Ein Tipp von Nicole Dieckmann

Nicole Dieckmann
Nicole Dieckmann

Im Februar 2010 bot sich die Möglichkeit, meinen Bali-Aufenthalt mit einem Sumatra-Besuch abzurunden. So flog ich frühmorgens von Bali via Jakarta nach Medan und konnte noch am frühen Nachmittag mein Hotelzimmer nahe des Leuser Nationalparks beziehen. Hier - am Bohorok-Fluß und nahe des Dorfes Bukit Lawang – erfreuen sich insbesondere Rucksackreisende an den idyllischen & kleinen Unterkünften, den typischen Openair-Restaurants, den obligatorischen Souvenir-Shops sowie an den erfrischend abenteuerlichen Tube-Rafting Ausflügen.

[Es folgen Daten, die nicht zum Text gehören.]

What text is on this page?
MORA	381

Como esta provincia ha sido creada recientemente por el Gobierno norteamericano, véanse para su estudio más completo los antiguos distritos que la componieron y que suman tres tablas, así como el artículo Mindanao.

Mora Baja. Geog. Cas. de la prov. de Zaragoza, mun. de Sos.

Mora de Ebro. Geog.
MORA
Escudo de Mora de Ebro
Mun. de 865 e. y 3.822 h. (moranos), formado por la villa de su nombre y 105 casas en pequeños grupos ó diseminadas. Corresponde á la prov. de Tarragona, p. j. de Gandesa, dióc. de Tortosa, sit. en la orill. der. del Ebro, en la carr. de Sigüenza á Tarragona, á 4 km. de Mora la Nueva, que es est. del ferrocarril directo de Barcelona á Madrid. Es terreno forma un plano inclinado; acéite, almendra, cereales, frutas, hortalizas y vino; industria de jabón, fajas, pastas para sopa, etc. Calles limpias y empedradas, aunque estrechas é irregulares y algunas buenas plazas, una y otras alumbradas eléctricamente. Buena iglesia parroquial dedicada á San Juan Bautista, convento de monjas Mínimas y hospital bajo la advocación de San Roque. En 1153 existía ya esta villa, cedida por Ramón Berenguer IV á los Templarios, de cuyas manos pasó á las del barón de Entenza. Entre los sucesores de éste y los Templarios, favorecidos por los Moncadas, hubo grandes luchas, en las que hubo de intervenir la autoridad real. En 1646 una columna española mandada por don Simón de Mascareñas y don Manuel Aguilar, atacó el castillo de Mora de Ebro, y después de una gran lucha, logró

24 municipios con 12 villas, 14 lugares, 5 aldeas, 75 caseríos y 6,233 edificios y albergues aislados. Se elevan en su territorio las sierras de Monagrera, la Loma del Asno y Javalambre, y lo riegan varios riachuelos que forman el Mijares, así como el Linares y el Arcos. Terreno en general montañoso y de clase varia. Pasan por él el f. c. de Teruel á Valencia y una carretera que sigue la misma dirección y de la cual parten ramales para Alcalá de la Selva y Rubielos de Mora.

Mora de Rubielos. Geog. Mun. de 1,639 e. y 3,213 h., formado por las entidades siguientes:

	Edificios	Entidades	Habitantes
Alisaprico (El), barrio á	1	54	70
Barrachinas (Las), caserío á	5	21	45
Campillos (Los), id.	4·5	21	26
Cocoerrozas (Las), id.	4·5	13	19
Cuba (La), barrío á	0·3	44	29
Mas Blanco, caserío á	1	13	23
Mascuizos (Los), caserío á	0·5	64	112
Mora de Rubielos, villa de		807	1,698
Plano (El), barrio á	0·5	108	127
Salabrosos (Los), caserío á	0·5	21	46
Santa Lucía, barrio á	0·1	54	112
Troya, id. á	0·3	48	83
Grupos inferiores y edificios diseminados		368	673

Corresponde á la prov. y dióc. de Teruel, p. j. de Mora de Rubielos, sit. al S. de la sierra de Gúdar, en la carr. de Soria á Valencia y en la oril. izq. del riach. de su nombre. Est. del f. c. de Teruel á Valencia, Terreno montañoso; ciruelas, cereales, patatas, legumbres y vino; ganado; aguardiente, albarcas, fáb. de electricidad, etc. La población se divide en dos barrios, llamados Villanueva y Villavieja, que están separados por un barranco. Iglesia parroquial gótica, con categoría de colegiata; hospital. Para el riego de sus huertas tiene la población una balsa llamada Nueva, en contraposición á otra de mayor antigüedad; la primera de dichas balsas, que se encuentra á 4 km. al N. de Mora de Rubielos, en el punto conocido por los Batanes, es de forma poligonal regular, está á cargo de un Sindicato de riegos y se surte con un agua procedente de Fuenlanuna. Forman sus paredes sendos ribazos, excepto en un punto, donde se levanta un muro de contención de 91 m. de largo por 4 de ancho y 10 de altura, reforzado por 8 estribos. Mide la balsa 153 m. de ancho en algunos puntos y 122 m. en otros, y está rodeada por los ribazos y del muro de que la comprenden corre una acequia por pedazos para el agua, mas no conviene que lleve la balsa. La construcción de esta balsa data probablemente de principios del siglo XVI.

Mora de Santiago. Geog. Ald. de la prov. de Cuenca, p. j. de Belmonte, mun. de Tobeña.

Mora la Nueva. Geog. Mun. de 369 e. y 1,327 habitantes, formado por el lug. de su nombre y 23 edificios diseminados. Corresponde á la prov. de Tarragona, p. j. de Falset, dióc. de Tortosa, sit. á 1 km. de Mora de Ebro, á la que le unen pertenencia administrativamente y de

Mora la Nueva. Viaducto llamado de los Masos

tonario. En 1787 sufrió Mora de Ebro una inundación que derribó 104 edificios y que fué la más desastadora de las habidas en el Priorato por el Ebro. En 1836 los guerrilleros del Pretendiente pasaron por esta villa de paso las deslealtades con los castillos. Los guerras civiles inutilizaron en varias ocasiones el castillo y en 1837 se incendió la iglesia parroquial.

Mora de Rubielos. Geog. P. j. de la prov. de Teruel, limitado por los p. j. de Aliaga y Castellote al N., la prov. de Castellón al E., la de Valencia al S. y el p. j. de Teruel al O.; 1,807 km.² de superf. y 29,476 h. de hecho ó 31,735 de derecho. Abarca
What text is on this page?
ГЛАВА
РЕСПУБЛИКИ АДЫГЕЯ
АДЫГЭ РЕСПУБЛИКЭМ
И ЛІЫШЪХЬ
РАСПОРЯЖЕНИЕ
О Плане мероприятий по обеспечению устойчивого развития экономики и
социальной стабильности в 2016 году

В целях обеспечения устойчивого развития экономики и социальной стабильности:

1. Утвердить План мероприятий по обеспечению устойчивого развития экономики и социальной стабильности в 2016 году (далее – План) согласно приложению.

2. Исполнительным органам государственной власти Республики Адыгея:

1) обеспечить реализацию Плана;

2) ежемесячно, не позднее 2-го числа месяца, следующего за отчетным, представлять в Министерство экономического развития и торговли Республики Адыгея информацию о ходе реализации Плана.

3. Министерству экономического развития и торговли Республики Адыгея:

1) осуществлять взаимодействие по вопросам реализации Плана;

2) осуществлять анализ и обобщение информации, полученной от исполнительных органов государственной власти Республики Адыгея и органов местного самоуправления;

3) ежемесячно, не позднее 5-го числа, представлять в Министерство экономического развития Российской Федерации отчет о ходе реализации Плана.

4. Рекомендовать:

Meine persönliche „Mission“ war es aber, einmal wildlebende Orang-Utans in ihrer natürlichen Umgebung erleben zu können. So ging es dann nach einem frühmorgendlichen Fußmarsch entlang des Flusses und einer kurzen Kanu-Fahrt zum Orang-Utan Auswilderungs-Zentrum des Taman Nasional Leuser. Obligatorisch werden alle Besucher in einige wichtige Verhaltensregeln eingewiesen, denn schließlich sind weder die Orang-Utans noch ich durch einen Zaun voreinander geschützt. Dann geht es endlich los und in Begleitung eines Rangers machen wir uns auf zu einem der häufig wechselnden Futterplätze. Die Orang-Utans müssen übrigens behutsam an ihre neue Freiheit gewöhnt werden und kehren zu den Futterstellen vermutlich eher aus Neugierde & Menschenbindung denn aus Hunger zurück. Die Ranger bieten nämlich einzig Bananen und etwas Milch als Mitbringsel und ermutigen die Tiere somit dazu, auf die üppige und wesentlich abwechslungsreichere leckere Nahrung im Wald zurückzugreifen.

Orang Utans auf Sumatra
Orang Utans auf Sumatra

Es ist nun auch keinesfalls so, dass Dutzende von Tieren in unmittelbarer Umgebung herumlaufen oder -klettern, denn schließlich ist der Lebensraum mehrere Quadratkilometer groß. Ich war daher heilfroh, dass „mein“ Ranger die Bewegung der Baumwipfel zu deuten wußte. Alleine deswegen hatte ich an diesem besonderen Tag das unbeschreibliche Glück, 5 weibliche Orang-Utans mit ihren Babys aus nächster Nähe sehen und ihre flinke agile Beweglichkeit mit der gehörigen Portion Respekt bestaunen zu können. Nur eine Woche zuvor hatte eine andere Gruppe übrigens wesentlich weniger Glück, da sich nicht ein einziger Orang-Utan hat locken lassen. Für die Ranger und Tierpfleger, die die ehemals domestizierten Tiere wieder in ihren eigentlichen Lebensraum entlassen, ist aber genau dieser Moment der Schönste, denn dann entscheiden sich die Tiere für ihr neues Leben, das nicht mehr durch Menschenbindung sondern durch eine neue haarige Partnerschaft geprägt sein wird.